This week, U.S. Representative Mike Quigley (D-5th) is releasing a list of 60 ideas to reduce the federal debt and deficit spending—and already, one of the smallest proposals in the pack has stirred up angry opposition. Quigley advocates ending the home mortgage interest deduction for boats that owners have claimed as second homes. “A boat is not an essential item for a typical family—like a house or a car,” Quigley told me Monday. “When we’re looking at massive cuts in the Department of Defense and education, we can’t afford to be giving these folks a government subsidy for buying a boat.” (While not technically a subsidy, allowing boat owners to write off mortgage interest pre-tax is tantamount to a tax give-back by the government.)
Although Quigley opposes efforts to eliminate the mortgage interest deduction for a homeowner’s primary residence, he was unequivocal about eliminating it for boat owners. “What this [proposal] does is say you’re not going to get a government incentive to buy a boat,” he said. As proposed, the new rule would not apply to people who owned boats before the law goes into effect (if it does). As the law stands now, boat owners can claim the mortgage interest deduction for a vessel that has cooking, sleeping, and toilet facilities.
On May 3rd, Quigley and two Congressional colleagues issued a press release announcing the Ending Taxpayer Subsidies for Yachts Act. The next day, I heard from Kurt Fujio, a Coldwell Banker agent and real-estate attorney who runs the blog Sail Fast Chicago.
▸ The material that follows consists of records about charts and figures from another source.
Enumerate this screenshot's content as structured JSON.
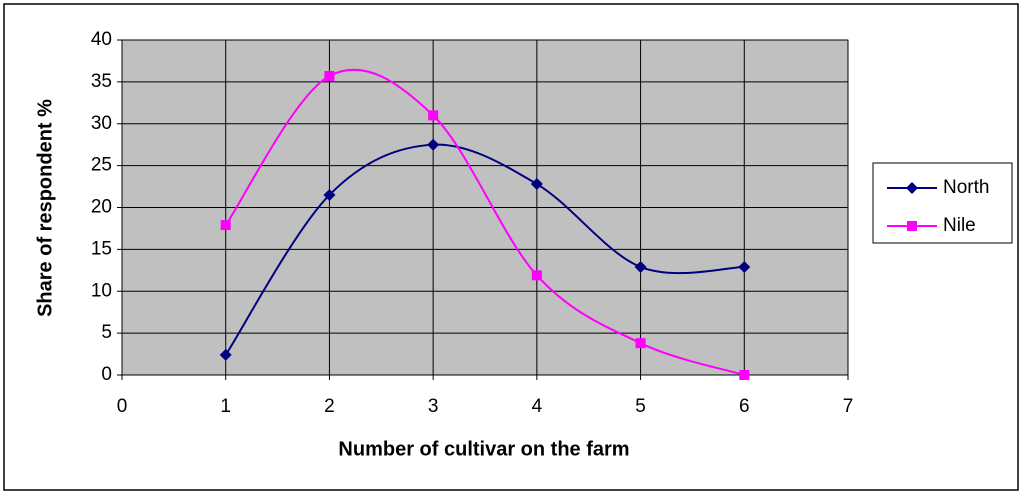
{
  "chart_data": {
    "type": "line",
    "x_label": "Number of cultivar on the farm",
    "y_label": "Share of respondent %",
    "x": [
      1,
      2,
      3,
      4,
      5,
      6
    ],
    "series": [
      {
        "name": "North",
        "color": "#000080",
        "marker": "diamond",
        "values": [
          2.4,
          21.5,
          27.5,
          22.8,
          12.9,
          12.9
        ]
      },
      {
        "name": "Nile",
        "color": "#ff00ff",
        "marker": "square",
        "values": [
          17.9,
          35.7,
          31.0,
          11.9,
          3.8,
          0
        ]
      }
    ],
    "xlim": [
      0,
      7
    ],
    "xticks": [
      0,
      1,
      2,
      3,
      4,
      5,
      6,
      7
    ],
    "ylim": [
      0,
      40
    ],
    "yticks": [
      0,
      5,
      10,
      15,
      20,
      25,
      30,
      35,
      40
    ],
    "grid": true,
    "smooth": true,
    "plot_background": "#c0c0c0",
    "legend": "right"
  }
}
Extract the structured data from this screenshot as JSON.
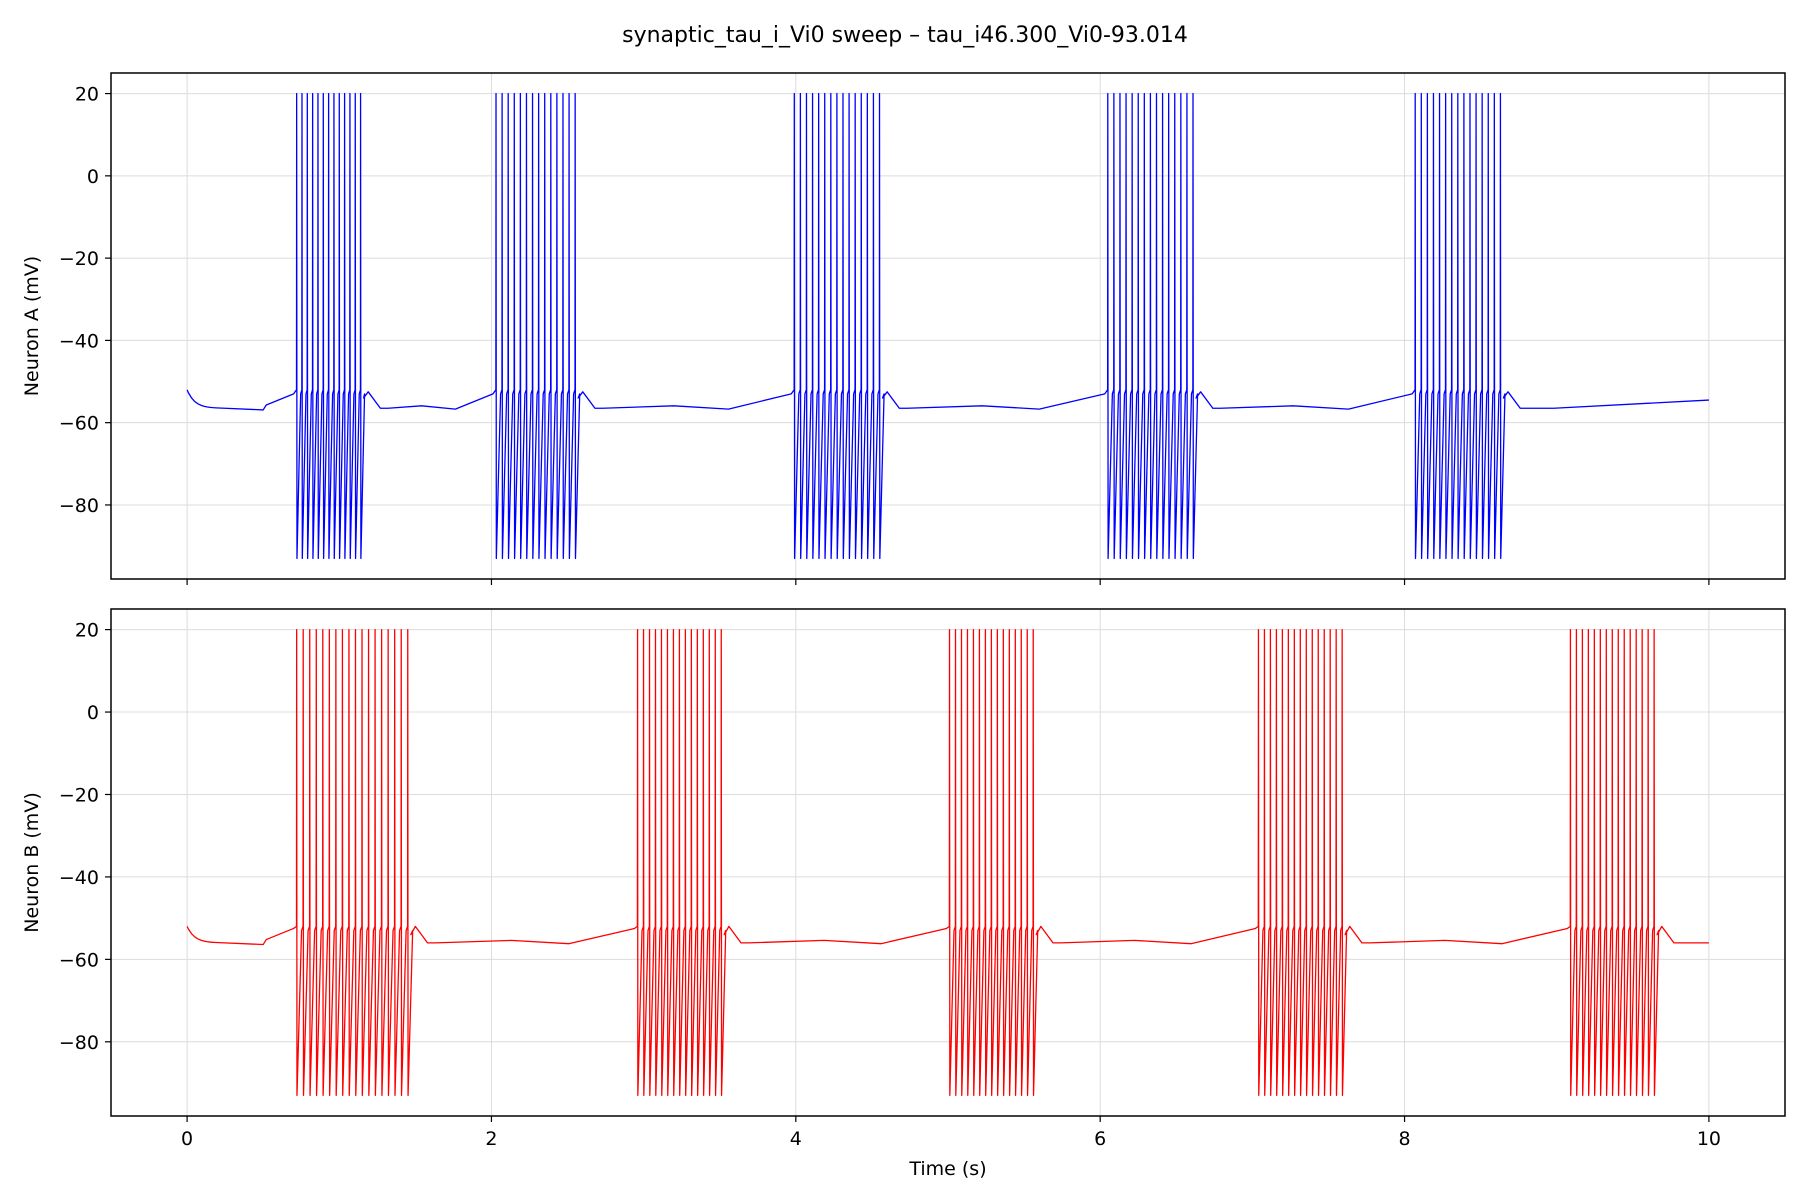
{
  "chart_data": {
    "type": "line",
    "title": "synaptic_tau_i_Vi0 sweep – tau_i46.300_Vi0-93.014",
    "xlabel": "Time (s)",
    "xlim": [
      -0.5,
      10.5
    ],
    "x_ticks": [
      0,
      2,
      4,
      6,
      8,
      10
    ],
    "x_tick_labels": [
      "0",
      "2",
      "4",
      "6",
      "8",
      "10"
    ],
    "grid": true,
    "panels": [
      {
        "ylabel": "Neuron A (mV)",
        "color": "#0000ff",
        "ylim": [
          -98,
          25
        ],
        "y_ticks": [
          20,
          0,
          -20,
          -40,
          -60,
          -80
        ],
        "y_tick_labels": [
          "20",
          "0",
          "−20",
          "−40",
          "−60",
          "−80"
        ],
        "bursts": [
          {
            "start": 0.72,
            "end": 1.14,
            "spikes": 13
          },
          {
            "start": 2.03,
            "end": 2.55,
            "spikes": 14
          },
          {
            "start": 3.99,
            "end": 4.55,
            "spikes": 15
          },
          {
            "start": 6.05,
            "end": 6.61,
            "spikes": 15
          },
          {
            "start": 8.07,
            "end": 8.63,
            "spikes": 15
          }
        ],
        "spike_peak": 20,
        "spike_trough": -93,
        "initial_v": -52,
        "rest_v": -56.5,
        "end_v": -54.5
      },
      {
        "ylabel": "Neuron B (mV)",
        "color": "#ff0000",
        "ylim": [
          -98,
          25
        ],
        "y_ticks": [
          20,
          0,
          -20,
          -40,
          -60,
          -80
        ],
        "y_tick_labels": [
          "20",
          "0",
          "−20",
          "−40",
          "−60",
          "−80"
        ],
        "bursts": [
          {
            "start": 0.72,
            "end": 1.45,
            "spikes": 18
          },
          {
            "start": 2.96,
            "end": 3.51,
            "spikes": 15
          },
          {
            "start": 5.01,
            "end": 5.56,
            "spikes": 15
          },
          {
            "start": 7.04,
            "end": 7.59,
            "spikes": 15
          },
          {
            "start": 9.09,
            "end": 9.64,
            "spikes": 15
          }
        ],
        "spike_peak": 20,
        "spike_trough": -93,
        "initial_v": -52,
        "rest_v": -56,
        "end_v": -56
      }
    ]
  }
}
Although Fujio doesn’t own a boat, he called the proposal a “job killer” because it would effectively increase the cost of buying and owning a boat. He added that the City of Chicago, which operates north America’s largest municipal harbor system, estimates that boat owners here spend $69 million a year on their vessels. “Do you want to cut that off?” he asked.
Lou Sandoval, a co-owner of Karma Yacht Sales at 36th and Halsted, blogged last week that the rule would hamper a comeback in yacht sales. On Tuesday, Sandoval told me that Quigley’s bill wouldn’t impact the super-rich. The proposed change, he said, “is going to fall on what is considered a middle-class or average boater, who spends $200,000 on a boat and can only afford to do that because of what the deduction offsets.” (He also noted that people with $1 million or more in mortgage debt cannot take the boat deduction.)
Fujio and Sandoval both accused Quigley of “class warfare,” picking on yacht owners as privileged fat cats. But Quigley countered that “everyone is going to have to share the pain, including boat owners.” Congressional staff say that, because the IRS does not separate boat deduction claims from all second-home claims, there is no way of knowing how much money is at stake. One staffer sent me a six-year-old Seattle newspaper article that put the amount at about $1 billion.
Rather than worrying about the exact dollar figure, Quigley said he is focusing on “everything we can do to reduce the debt and deficit. We’re in a crisis situation. If we can’t get this [boat rule] changed, how are we going to do the hard choices?”